I think you might first reach wildly superhuman AI via scaling up some sort of machine learning (and most of that is something well described as deep learning). Note that I said “needed”. So, I would also count it as acceptable to build the AI with deep learning to allow for current tools to be applied even if something else would be more competitive.
(Note that I was responding to “between now and superintelligence”, not claiming that this would generalize to all superintelligences built in the future.)
I agree that literal jupiter brains will very likely be built using something totally different than machine learning.
Yeah ok. Seems very unlikely to actually happen, and unsure whether it would even work in principle (as e.g. scaling might not take you there at all, or might become more resource intensive faster than the AIs can produce more resources). But I buy that someone could try to intentionally push today’s methods (both AI and alignment) to far superintelligence and simply turn down any opportunity to change paradigm.
To give a maybe helpful anecdote—I am a mechanical engineer (though I now work in AI governance), and in my experience that isnt true at least for R&D (e.g. a surgical robot) where you arent just iterating or working in a highly standardized field (aerospace, hvac, mass manufacturing etc). The “bottleneck” in that case is usually figuring out the requirements (e.g. which surgical tools to support? whats the motion range, design envelope for interferences). If those are wrong, the best design will still be wrong.
In more standardized engineering fields the requirements (and user needs) are much better known, so perhaps the bottleneck now becomes a bunch of small things rather than one big thing.

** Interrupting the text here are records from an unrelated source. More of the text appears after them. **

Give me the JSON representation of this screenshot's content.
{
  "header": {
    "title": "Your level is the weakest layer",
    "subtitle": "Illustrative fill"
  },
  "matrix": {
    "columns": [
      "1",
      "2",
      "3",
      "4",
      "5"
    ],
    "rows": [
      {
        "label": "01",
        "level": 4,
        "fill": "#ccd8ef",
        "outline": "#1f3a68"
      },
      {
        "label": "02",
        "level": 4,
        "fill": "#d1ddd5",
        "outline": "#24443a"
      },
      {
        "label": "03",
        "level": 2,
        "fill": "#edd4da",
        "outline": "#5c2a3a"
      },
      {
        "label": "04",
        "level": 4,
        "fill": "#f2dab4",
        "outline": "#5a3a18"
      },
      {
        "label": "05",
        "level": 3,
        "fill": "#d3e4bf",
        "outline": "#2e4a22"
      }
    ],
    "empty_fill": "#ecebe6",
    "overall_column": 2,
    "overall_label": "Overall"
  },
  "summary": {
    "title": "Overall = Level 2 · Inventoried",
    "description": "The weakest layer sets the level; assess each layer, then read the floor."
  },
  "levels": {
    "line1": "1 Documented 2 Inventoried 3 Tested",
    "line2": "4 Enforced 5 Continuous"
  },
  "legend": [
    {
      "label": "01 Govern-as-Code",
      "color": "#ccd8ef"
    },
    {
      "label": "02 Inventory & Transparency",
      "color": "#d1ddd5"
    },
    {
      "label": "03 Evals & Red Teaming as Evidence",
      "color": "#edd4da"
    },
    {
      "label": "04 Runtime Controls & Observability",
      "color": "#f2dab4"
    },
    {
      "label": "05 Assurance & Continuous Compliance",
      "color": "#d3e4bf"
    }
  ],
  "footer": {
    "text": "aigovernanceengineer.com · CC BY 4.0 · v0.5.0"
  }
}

Importantly, this is an example of developing a specific application (surgical robot) rather than advancing the overall field (robots in general). It’s unclear whether the analogy to an individual application or an overall field is more appropriate for AI safety.
Good point. Thinking of robotics overall, it’s much more of a bunch of small stuff than one big thing. Though it depends how far you “zoom out” I guess. Technically Linear Algebra itself, or the Jacobian, is an essential element of robotics. But could also zoom in on a different aspect and then say that “zero backlash gearboxes” (where Harmonic Drive is notable as it’s much more compact and accurate than prev versions—but perhaps a still small effect in the big picture) are the main element. Or PID control, or high resolution encoders.
I’m not quite sure how to think of how these all fit together to form “robotics” and whether they are small elements of a larger thing, or large breakthroughs stacked over the course of many years (where they might appear small at that zoomed out level).
I think that if we take a snapshot in a specific time (e.g. 5 years) in robotics, there will often be one or very few large bottlenecks that are holding it back. Right now it is mostly ML/vision and batteries. 10-15 years ago, maybe it was the CPU real time processing latency or the motor power density. A bit earlier it might be gearbox. These things were fairly major bottlenecks until they got good enough that it switches to a minor revision/iteration regime (nowadays there’s not much left to improve on gearboxes e.g., except for maybe in very specific use cases)
Or, as Orwell would prefer, “typically interact trivially”.